Tag 7: Erste Zwischenbilanz

Die erste Woche war teilweise einfacher, teilweise schwieriger als erwartet. Zum einen ist es durchaus möglich, innerhalb der als Grenze vorgegebenen 150km Umkreis um Wien einen umfassenden Speiseplan aus lokalen Waren zusammenzustellen: Die landwirtschaftliche Umgebung der Hauptstadt gibt einiges her, und gerade im Frühling kommen wunderbare Dinge zum Vorschein (wie der eben zum Abendessen verzehrte Marchfeld-Biospargel eindrücklich zeigt.) Zudem bringt die selbst auferlegte Reduktion der Zutaten einen dazu, neue Köstlichkeiten zu entdecken (ich entwickle mich etwa grade zum Emmer-Fan).

Problematisch wird es, wenn Lebensmittel mehrere Stationen zwischen Rohstoff und Regal hinter sich haben – ich versuche, hauptsächlich Biobrot zu essen, dessen Zutaten aus Waldviertel oder Burgenland stammen, aber hier letzte Regional-Sicherheit zu haben, ist kaum möglich. Ähnliches gilt für Nudeln und ähnliche Produkte; Getreidebasierte Rohstoffe (Polenta, Grieß, Haferflocken etc.) wären sicher aus regionaler Quelle zu bekommen, woher genau, muss ich aber noch herausfinden: Die Bioläden- und Supermarktregale, die ich bis jetzt durchforstete, hatten vor allem deutsche Waren im Sortiment. Die Herausforderung, zu Laden B, C oder D zu rennen, wenn Laden A das gewünschte Regional-Produkt nicht führt, ist groß, wenn man nicht übermäßig viel Zeit hat (und wer hat das schon?)

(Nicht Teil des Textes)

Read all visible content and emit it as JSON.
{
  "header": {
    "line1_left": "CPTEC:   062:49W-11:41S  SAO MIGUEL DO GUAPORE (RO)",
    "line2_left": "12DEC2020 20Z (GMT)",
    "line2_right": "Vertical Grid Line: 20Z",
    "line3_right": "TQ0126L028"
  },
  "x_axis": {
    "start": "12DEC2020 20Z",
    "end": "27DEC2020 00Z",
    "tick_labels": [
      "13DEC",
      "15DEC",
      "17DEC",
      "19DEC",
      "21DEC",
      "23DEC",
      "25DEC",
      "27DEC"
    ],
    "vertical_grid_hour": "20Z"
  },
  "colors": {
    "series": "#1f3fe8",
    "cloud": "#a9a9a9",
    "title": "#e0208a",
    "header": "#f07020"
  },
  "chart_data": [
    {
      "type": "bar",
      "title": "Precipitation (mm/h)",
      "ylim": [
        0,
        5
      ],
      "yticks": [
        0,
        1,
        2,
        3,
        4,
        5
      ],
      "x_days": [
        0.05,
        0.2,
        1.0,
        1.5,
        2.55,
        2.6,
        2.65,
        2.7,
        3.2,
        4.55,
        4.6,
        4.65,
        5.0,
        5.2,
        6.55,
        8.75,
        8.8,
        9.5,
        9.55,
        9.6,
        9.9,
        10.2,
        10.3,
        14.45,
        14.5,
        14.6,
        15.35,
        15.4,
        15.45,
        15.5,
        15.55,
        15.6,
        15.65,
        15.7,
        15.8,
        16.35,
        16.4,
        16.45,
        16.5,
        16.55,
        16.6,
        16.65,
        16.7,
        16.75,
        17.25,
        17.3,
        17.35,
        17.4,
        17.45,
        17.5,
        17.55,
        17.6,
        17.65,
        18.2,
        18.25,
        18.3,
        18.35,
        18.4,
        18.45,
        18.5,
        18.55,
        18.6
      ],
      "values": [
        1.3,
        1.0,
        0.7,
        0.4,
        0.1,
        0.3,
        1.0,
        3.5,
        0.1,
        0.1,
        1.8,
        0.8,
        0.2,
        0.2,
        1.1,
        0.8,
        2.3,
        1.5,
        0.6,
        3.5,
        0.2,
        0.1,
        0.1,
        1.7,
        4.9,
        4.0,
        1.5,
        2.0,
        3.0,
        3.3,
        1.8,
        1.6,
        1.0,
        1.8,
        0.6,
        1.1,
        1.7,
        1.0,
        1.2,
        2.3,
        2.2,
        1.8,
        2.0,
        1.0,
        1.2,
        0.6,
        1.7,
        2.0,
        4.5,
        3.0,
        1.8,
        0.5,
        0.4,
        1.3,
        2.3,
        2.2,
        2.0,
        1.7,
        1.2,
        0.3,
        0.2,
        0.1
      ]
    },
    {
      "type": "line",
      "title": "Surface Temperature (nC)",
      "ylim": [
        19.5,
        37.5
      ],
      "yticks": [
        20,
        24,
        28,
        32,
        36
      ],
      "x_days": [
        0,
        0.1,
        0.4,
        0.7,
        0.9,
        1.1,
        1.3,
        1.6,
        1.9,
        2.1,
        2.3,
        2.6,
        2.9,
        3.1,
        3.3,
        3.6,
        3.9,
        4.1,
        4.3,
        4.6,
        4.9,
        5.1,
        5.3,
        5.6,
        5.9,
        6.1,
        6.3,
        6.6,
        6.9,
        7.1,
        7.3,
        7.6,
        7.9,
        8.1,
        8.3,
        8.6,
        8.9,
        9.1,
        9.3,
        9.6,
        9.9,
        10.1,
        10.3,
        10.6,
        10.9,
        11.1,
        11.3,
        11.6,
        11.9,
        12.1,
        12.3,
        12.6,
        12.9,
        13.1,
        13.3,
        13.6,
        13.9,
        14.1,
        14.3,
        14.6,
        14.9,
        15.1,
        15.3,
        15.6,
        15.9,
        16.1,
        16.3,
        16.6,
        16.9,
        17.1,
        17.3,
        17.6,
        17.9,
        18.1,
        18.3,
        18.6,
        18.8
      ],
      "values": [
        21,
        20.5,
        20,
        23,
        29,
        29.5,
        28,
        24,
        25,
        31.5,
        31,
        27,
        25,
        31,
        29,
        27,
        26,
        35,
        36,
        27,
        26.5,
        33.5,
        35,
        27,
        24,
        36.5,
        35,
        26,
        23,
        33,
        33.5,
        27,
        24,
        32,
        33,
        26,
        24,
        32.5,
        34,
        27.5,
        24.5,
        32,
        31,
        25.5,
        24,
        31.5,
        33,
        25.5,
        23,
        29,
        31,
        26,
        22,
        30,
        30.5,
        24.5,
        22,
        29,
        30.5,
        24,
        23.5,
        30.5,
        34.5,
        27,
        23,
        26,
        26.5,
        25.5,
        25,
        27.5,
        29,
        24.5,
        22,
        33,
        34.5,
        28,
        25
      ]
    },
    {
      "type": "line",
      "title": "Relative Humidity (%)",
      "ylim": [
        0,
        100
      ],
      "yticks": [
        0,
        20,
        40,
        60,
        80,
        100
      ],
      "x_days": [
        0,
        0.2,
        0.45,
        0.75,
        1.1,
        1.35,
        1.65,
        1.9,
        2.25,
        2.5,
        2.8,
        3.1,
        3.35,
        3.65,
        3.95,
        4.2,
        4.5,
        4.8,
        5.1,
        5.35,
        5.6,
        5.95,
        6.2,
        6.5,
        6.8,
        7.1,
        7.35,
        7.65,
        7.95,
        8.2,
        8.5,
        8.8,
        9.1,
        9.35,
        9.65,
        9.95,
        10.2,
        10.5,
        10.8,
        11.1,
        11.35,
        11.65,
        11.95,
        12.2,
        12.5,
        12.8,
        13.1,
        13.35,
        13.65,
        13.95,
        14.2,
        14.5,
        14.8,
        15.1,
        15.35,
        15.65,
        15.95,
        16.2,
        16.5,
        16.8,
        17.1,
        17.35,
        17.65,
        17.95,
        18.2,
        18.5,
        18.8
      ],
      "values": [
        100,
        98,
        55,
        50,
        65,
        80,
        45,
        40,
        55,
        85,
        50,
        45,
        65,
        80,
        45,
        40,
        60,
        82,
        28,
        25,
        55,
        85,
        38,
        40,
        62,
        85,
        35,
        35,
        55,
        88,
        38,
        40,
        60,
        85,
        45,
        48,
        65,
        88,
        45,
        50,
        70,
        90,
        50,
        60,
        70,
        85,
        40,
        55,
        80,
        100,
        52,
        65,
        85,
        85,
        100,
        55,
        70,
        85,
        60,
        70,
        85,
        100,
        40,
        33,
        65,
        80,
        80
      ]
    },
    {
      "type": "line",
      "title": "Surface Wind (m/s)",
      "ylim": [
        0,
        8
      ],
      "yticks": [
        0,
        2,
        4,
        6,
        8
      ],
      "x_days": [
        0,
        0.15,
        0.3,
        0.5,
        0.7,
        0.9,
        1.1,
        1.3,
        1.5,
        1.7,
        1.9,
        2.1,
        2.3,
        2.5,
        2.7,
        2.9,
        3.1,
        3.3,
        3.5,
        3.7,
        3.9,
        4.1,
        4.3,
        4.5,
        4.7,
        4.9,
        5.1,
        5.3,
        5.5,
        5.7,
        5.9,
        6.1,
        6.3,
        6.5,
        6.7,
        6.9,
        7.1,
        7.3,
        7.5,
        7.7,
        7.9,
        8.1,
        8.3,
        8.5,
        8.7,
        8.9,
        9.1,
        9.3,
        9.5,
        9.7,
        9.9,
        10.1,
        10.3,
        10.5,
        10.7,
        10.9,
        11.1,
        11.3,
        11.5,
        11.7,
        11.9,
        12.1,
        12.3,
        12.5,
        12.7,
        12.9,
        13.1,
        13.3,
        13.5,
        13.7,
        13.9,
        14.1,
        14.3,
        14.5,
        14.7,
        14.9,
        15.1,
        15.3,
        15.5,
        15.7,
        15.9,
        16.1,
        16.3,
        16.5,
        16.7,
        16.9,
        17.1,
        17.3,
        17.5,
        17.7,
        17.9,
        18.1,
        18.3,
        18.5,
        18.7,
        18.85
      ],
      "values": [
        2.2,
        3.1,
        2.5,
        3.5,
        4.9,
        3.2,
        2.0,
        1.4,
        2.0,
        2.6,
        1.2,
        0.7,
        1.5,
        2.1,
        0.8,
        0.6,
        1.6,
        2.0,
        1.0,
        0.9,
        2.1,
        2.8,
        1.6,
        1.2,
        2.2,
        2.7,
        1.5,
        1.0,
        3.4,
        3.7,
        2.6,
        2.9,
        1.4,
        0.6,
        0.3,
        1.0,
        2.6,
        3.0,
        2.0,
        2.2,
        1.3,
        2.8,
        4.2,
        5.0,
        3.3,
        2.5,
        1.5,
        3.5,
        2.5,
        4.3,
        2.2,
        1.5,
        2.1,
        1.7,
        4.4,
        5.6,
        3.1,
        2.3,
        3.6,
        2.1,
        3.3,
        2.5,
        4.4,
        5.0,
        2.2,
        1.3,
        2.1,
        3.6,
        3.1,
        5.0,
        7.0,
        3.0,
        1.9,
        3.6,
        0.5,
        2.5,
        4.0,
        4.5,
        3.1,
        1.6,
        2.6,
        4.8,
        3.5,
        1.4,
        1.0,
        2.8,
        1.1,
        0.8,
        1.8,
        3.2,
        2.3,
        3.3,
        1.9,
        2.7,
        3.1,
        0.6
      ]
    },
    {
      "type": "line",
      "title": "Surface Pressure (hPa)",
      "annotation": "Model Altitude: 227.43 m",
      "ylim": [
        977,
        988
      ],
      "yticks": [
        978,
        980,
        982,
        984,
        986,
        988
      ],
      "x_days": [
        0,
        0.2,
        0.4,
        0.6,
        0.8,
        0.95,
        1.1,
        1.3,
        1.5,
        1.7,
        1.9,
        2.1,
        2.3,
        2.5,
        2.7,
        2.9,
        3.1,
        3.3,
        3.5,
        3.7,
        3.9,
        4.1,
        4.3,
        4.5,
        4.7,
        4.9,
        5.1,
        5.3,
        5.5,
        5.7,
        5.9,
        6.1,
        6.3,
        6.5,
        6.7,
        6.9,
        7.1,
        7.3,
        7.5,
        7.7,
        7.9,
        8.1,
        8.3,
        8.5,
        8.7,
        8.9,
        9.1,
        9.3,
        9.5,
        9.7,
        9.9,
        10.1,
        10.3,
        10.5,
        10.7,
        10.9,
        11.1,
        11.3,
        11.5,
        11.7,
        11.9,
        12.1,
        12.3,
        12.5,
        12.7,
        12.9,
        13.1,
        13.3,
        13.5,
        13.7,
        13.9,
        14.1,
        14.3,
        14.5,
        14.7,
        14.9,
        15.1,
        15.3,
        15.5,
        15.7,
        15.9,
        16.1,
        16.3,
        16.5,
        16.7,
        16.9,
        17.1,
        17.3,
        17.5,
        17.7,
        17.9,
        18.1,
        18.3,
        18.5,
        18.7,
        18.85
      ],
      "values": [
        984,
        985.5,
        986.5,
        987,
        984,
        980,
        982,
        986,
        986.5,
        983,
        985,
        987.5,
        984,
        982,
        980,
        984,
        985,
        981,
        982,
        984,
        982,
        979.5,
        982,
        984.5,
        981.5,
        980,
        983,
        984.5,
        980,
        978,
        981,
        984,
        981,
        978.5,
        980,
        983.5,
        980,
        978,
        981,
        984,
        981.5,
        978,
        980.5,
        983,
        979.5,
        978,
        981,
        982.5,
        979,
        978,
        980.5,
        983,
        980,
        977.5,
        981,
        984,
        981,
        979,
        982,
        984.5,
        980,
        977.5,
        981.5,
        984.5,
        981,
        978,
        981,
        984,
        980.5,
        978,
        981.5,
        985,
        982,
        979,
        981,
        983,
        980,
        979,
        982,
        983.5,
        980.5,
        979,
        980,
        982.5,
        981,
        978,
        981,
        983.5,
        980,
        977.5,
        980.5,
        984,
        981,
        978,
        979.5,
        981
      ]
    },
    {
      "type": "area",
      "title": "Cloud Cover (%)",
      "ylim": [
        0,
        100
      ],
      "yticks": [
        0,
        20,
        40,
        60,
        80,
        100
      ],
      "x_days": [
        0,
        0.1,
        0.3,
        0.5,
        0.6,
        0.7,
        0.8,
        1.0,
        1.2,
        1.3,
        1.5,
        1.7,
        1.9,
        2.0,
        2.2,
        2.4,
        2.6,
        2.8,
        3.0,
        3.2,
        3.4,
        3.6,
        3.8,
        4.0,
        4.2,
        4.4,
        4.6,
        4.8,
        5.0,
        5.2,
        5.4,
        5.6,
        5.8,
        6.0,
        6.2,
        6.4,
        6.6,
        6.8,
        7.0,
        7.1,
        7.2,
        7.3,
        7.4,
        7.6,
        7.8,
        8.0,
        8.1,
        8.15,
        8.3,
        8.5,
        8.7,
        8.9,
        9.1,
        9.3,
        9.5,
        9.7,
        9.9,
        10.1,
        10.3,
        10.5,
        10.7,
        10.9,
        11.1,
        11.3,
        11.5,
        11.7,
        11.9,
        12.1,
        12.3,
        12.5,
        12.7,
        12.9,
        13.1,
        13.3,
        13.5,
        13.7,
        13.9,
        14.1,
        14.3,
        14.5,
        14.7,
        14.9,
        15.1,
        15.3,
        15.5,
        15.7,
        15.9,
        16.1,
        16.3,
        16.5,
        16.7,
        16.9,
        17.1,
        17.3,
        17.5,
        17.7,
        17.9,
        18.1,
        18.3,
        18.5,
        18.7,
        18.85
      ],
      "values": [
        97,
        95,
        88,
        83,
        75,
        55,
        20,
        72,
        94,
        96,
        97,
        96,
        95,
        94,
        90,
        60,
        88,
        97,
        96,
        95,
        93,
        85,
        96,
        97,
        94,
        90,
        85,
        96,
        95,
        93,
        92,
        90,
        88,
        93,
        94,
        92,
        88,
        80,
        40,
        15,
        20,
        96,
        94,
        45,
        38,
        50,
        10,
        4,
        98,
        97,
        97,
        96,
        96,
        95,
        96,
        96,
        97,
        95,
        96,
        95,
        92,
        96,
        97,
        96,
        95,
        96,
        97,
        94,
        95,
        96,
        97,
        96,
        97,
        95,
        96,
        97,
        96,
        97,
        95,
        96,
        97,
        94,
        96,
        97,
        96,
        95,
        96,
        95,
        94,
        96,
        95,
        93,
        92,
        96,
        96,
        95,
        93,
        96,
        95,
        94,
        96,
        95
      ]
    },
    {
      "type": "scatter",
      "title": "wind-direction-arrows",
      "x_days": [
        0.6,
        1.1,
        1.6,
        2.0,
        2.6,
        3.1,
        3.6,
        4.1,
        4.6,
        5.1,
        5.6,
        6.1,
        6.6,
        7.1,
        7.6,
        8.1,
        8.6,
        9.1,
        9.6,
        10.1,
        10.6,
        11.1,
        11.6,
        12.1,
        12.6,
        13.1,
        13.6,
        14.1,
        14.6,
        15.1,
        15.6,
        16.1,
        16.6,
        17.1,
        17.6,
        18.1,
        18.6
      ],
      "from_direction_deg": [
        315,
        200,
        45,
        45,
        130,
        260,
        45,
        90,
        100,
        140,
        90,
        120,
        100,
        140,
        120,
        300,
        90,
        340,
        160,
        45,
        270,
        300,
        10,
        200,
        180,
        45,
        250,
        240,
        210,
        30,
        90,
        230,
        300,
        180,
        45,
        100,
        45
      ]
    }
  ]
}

Enorm schwierig ist es auch, konsequent zu bleiben, wenn man sein Essen nicht selbst zubereitet: Obwohl der Koch im Bioladen St. Josef, wo ich heute zum Mittagessen einkehrte, beteuerte, möglichst viel aus der Umgebung zu kaufen, konnte er für das aufgetischte Menü seine Hand nicht ins Feuer legen: So verwendete er etwa Quinoa aus Südamerika. So ist die erste Woche nicht frei von „Sünden“, oder sagen wir, „Abweichungen“: Die Schinkenfleckerl, die ich in einem Kremser Gasthaus kurz vor dem Donaufestival-Besuch verzehrte, waren vielleicht nicht ganz regional, aber der Hunger quälte mich zu sehr, um lange zu suchen. Einmal gab’s Reis, einmal Polenta – Herkunft nicht 100ig zu belegen. Die Sinnhaftigkeit des Regional-Dogmas ist in solchen Situationen schon zu bezweifeln, und wie erste Kommentare zeigen, ist auf dem Weg zur „richtigen“ Ernährung nicht nur ein kurzer Transportweg das oberste Ziel: CO2-Rucksäcke müssen relativ zur Menge berechnet werden, der Herstellungsprozess spielt eine Rolle, und so weiter. All das soll in den kommenden Wochen verstärkt hier Thema sein.